Король заставил пробить свои часы с репетицией.
— Пора обедать, — напомнил он, — я увижусь со всеми вами за столом. Итак, стало быть, надо готовить инструкции, а затем мы составим план нашей деятельности.
Он встал. Граф Платен, тайный советник Лекс и Мединг вышли из кабинета и вернулись в китайский салон. Здесь уже собралось общество, приглашенное к королевскому столу. Оно состояло, кроме дежурного адъютанта, из фельдмаршала Рейшаха, князя Германа Сольмского и полковника Дюринга.
Барон Рейшах говорил с князем Германом.
— Как наш прекрасный князек гордится первым порохом, которого ему удалось понюхать! — говорил он, приветливо усмехаясь. — Да‑да, славное это время, только скоро проходит! Вот такому старому, простреленному калеке, как я, не доведется больше никогда услышать пушечной музыки.
— Но, право, — возразил князь, — глядя на ваше свежее, розовое лицо, как‑то не верится в то, что вы говорите: не будь седых волос, вас можно было бы принять за молодого человека.
— Дамы в Вене называют мою голову обсахаренной земляникой, — сказал генерал, смеясь, — но эта земляника уже не манит их больше; пора войны и любви миновала, но старое сердце все еще молодо и радуется на милого князька, который там храбро дрался!
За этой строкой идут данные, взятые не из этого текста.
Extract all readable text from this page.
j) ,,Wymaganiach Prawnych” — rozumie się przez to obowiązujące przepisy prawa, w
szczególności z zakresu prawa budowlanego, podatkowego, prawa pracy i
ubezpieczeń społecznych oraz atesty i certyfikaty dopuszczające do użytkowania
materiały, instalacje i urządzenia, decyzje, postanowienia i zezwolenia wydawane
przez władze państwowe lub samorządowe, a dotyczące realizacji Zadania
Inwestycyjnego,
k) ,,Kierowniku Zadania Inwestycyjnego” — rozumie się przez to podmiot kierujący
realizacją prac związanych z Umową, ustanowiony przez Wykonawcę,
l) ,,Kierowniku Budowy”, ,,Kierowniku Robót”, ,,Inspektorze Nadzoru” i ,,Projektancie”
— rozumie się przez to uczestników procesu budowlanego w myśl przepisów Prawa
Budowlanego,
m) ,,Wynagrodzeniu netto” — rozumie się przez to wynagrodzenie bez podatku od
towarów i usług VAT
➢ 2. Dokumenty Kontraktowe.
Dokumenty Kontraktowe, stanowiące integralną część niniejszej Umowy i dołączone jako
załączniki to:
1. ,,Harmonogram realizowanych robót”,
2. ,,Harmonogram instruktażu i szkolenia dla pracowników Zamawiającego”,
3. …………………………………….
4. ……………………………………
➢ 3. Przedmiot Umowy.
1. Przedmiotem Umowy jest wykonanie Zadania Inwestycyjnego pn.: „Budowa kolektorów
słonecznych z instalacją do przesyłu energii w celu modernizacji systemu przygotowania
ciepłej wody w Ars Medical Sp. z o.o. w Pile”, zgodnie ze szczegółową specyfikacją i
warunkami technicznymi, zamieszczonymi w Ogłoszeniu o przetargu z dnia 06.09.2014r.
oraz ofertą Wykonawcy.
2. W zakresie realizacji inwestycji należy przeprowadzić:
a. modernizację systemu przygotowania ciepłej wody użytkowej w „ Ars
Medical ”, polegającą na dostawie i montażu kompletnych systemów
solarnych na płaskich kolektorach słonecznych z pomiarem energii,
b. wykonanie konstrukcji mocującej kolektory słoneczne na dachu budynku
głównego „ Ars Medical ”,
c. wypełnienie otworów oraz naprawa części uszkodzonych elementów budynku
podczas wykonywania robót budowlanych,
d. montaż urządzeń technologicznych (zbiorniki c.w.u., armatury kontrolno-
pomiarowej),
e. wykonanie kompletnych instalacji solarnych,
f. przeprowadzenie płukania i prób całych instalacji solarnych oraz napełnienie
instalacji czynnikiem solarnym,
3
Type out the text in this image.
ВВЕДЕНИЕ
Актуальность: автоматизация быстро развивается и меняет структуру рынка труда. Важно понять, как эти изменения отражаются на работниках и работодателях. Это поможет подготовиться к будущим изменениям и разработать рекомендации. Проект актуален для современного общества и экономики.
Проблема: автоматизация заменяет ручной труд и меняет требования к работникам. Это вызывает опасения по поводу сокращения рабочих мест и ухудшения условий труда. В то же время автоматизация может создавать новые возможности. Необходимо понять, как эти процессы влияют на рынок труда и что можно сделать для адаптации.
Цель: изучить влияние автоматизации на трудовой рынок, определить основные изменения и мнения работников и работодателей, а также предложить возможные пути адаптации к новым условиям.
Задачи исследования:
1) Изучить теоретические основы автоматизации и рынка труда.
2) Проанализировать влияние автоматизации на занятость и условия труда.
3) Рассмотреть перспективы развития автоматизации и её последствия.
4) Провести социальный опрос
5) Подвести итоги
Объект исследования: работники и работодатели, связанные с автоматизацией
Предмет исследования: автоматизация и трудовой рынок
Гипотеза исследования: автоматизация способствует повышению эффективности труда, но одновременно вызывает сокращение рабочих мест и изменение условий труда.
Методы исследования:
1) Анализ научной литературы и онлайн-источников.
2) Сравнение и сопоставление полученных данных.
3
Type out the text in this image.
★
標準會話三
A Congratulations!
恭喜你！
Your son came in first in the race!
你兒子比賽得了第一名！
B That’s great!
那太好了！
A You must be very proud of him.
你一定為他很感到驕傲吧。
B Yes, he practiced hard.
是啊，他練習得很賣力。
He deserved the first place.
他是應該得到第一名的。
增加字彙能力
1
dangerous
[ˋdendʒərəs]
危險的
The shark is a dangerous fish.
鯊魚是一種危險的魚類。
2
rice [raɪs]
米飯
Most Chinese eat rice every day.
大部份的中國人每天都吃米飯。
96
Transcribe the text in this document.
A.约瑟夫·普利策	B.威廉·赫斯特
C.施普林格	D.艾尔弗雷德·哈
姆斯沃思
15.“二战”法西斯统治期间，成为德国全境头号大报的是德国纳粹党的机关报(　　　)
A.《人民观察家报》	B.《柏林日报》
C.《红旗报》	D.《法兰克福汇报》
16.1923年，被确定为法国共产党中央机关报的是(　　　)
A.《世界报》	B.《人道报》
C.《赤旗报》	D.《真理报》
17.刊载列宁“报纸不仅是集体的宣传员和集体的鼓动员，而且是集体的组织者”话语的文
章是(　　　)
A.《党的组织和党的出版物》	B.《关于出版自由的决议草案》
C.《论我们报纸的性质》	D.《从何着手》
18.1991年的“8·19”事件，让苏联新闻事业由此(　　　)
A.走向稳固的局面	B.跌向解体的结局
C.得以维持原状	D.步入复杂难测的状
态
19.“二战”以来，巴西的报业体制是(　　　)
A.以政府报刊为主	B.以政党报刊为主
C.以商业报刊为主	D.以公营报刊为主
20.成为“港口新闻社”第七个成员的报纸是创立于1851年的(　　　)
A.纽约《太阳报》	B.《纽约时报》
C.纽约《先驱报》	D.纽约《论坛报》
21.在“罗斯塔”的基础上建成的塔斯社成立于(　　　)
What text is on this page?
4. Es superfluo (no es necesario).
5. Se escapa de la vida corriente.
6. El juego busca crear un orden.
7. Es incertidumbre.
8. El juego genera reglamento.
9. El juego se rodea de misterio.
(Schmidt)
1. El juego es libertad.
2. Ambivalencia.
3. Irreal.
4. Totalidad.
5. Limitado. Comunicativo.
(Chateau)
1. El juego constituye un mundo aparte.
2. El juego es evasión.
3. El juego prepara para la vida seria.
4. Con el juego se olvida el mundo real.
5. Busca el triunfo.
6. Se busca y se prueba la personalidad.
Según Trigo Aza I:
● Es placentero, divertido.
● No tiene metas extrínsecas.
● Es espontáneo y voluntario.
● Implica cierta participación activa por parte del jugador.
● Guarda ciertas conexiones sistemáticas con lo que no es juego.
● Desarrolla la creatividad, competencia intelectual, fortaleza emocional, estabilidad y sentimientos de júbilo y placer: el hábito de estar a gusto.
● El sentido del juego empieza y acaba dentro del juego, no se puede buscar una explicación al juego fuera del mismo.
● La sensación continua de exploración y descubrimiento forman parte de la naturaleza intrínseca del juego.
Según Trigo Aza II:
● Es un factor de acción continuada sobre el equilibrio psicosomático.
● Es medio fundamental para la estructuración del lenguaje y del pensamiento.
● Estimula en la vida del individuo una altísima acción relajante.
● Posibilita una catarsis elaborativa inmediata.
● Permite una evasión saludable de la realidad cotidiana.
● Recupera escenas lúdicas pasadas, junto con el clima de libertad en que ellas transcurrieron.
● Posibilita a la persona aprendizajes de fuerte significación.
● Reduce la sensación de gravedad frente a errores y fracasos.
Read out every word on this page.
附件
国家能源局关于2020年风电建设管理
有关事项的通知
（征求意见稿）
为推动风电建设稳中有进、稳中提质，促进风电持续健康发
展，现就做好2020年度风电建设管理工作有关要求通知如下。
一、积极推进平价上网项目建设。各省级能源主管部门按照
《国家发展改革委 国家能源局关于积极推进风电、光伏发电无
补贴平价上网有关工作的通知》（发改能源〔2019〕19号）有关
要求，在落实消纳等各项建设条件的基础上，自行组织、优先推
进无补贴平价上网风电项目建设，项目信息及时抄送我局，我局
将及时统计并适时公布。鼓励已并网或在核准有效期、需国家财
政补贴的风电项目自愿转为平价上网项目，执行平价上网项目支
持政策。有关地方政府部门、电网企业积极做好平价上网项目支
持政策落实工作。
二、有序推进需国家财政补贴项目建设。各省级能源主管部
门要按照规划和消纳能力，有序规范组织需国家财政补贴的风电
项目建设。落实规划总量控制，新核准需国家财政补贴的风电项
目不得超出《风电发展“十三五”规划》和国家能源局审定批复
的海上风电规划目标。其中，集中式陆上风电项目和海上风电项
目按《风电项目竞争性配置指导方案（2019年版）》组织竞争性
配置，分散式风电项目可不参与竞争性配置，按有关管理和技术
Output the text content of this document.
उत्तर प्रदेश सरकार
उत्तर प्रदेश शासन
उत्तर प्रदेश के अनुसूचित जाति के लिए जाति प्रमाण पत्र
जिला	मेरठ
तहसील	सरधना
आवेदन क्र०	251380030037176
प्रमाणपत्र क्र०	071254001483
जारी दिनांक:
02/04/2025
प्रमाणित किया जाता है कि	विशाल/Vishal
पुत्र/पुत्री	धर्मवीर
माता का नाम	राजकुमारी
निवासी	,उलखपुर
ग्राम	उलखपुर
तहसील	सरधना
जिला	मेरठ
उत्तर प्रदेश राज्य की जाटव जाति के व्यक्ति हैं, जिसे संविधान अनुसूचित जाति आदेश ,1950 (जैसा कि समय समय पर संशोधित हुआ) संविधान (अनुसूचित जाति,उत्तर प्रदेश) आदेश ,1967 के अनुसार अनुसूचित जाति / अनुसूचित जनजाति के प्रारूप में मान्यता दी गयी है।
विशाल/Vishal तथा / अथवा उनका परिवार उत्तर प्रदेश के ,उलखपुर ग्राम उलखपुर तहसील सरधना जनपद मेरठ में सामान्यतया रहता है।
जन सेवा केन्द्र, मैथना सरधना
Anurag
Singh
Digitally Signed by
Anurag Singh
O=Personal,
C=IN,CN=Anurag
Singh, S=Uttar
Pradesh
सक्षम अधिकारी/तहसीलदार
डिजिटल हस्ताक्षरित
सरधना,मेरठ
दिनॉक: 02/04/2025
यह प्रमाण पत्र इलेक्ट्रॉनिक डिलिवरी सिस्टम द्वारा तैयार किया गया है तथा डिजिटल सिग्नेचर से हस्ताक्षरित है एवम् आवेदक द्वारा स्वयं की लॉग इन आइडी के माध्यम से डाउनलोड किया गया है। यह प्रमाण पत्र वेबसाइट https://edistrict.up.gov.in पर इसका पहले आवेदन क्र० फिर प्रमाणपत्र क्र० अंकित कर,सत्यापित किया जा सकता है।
И старик приветливо потрепал молодого князя по плечу.
Подошел граф Платен.
— Что нового в Вене? — поинтересовался он.
— Ничего особенного, — отвечал Рейшах, пожимая плечами, — разве только то, что почти ваш соотечественник, мекленбуржец, увозит от нас одну из красивейших девушек.
— Кто? — спросил граф Платен.
— Барон Штилов через две недели женится на молоденькой графине Франкенштейн.
— Ах, Штилов, ординарец Габленца? — припомнил граф Платен.
— Говорят, что он перешел в католичество, — заметил князь Герман.
— Из любви к своей невесте, — уточнил Рейшах, — и из благодарности за ее спасение от смертельной опасности. Она, ухаживая за ранеными, получила заражение крови. Молодые тотчас после свадьбы отправляются путешествовать.
Гофмейстер отворил двери столовой. Вслед за тем распахнулись обе половинки дверей кабинета, и появился король в полковничьем мундире своего австрийского полка, со звездой Св. Стефана на груди, с крестом Марии‑Терезии на шее и об руку с наследным принцем.
Он приветствовал общество легким наклоном головы и направился в столовую, куда все за ним последовали.
Глава двадцать восьмая
С тех пор, как его организм преодолел кризис, лейтенант Венденштейн медленно поправлялся, и хотя еще иногда случались моменты большой слабости, то в целом выздоровление шло вперед без тревожащих колебаний, и врач подавал надежду, что в скором будущем молодой пациент будет совершенно здоров.